The research team selected music that had no lyrics so that they would be sure they measured the effects of the music itself and not words. They also picked an obscure piece so participants reactions would not vary based on prior interaction with the music or memories associated with the piece. To this end, they choose a piece by 18th century English composer William Boyce, whose work somewhat resembles that of Bach.
The study’s senior author and professor of psychiatry and behavioral sciences, Vinod Menon stated of the research “We’ve shown for the first time that despite our individual differences in musical experiences and preferences, classical music elicits a highly consistent pattern of activity across individuals including those involved in movement planning, memory and attention.”
The study focused on 17 right-handed participants (brain mapping studies are based on right-handed people) with little or no musical training and no previous knowledge of Boyce’s music. Participants were outfitted with headphones and listened to the music while maintaining a stationary position in an fMRI chamber. The team conducted brain imaging for a full nine minutes on each participant.
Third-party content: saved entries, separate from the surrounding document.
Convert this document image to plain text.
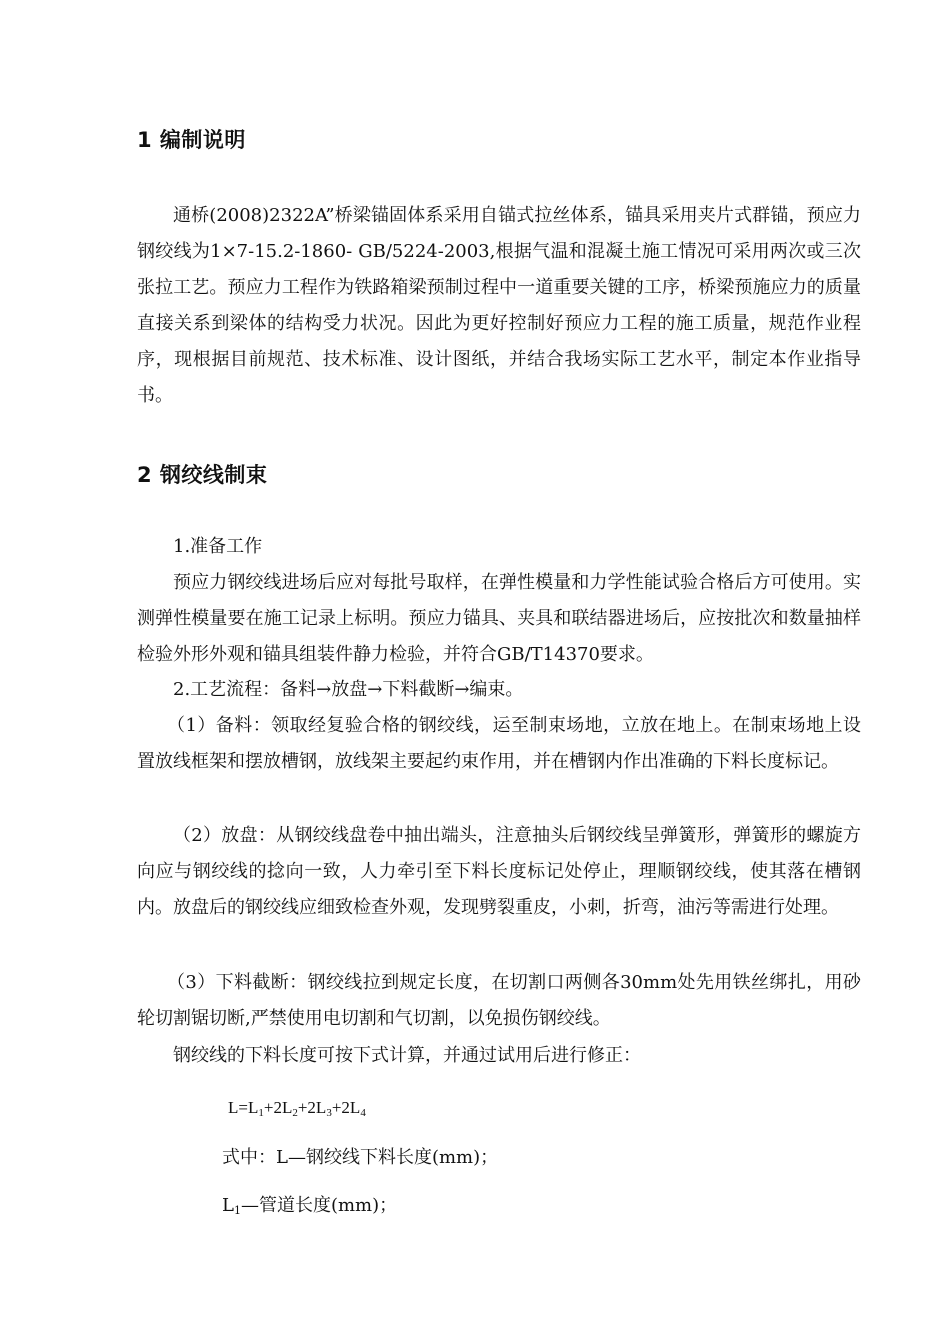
1 编制说明

通桥(2008)2322A”桥梁锚固体系采用自锚式拉丝体系，锚具采用夹片式群锚，预应力钢绞线为1×7-15.2-1860- GB/5224-2003,根据气温和混凝土施工情况可采用两次或三次张拉工艺。预应力工程作为铁路箱梁预制过程中一道重要关键的工序，桥梁预施应力的质量直接关系到梁体的结构受力状况。因此为更好控制好预应力工程的施工质量，规范作业程序，现根据目前规范、技术标准、设计图纸，并结合我场实际工艺水平，制定本作业指导书。

2 钢绞线制束

1.准备工作

预应力钢绞线进场后应对每批号取样，在弹性模量和力学性能试验合格后方可使用。实测弹性模量要在施工记录上标明。预应力锚具、夹具和联结器进场后，应按批次和数量抽样检验外形外观和锚具组装件静力检验，并符合GB/T14370要求。

2.工艺流程：备料→放盘→下料截断→编束。

（1）备料：领取经复验合格的钢绞线，运至制束场地，立放在地上。在制束场地上设置放线框架和摆放槽钢，放线架主要起约束作用，并在槽钢内作出准确的下料长度标记。

（2）放盘：从钢绞线盘卷中抽出端头，注意抽头后钢绞线呈弹簧形，弹簧形的螺旋方向应与钢绞线的捻向一致，人力牵引至下料长度标记处停止，理顺钢绞线，使其落在槽钢内。放盘后的钢绞线应细致检查外观，发现劈裂重皮，小刺，折弯，油污等需进行处理。

（3）下料截断：钢绞线拉到规定长度，在切割口两侧各30mm处先用铁丝绑扎，用砂轮切割锯切断,严禁使用电切割和气切割，以免损伤钢绞线。

钢绞线的下料长度可按下式计算，并通过试用后进行修正：

$L=L_1+2L_2+2L_3+2L_4$

式中：L—钢绞线下料长度(mm)；

$L_1—$管道长度(mm)；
They discovered that various parts of the brain are active when people listen to music and that different people’s brains light up in the same regions when listening to the same piece of music. They found that music works its way along a hierarchal network in the brain that comprises low-level auditory relay stations in the midbrain to high-level cortical brain structures, as well as working memory, attention, and movement-planning.
Notably, each region of the brain that is involved in processing music processes according to its own speed. The midbrain auditory processing centers worked mostly in real time, while the right-brain versions of Broca’s and Geschwind’s areas spent more time working through bits of music. This could be a key to how the brain makes sense of the entirety of a piece of music.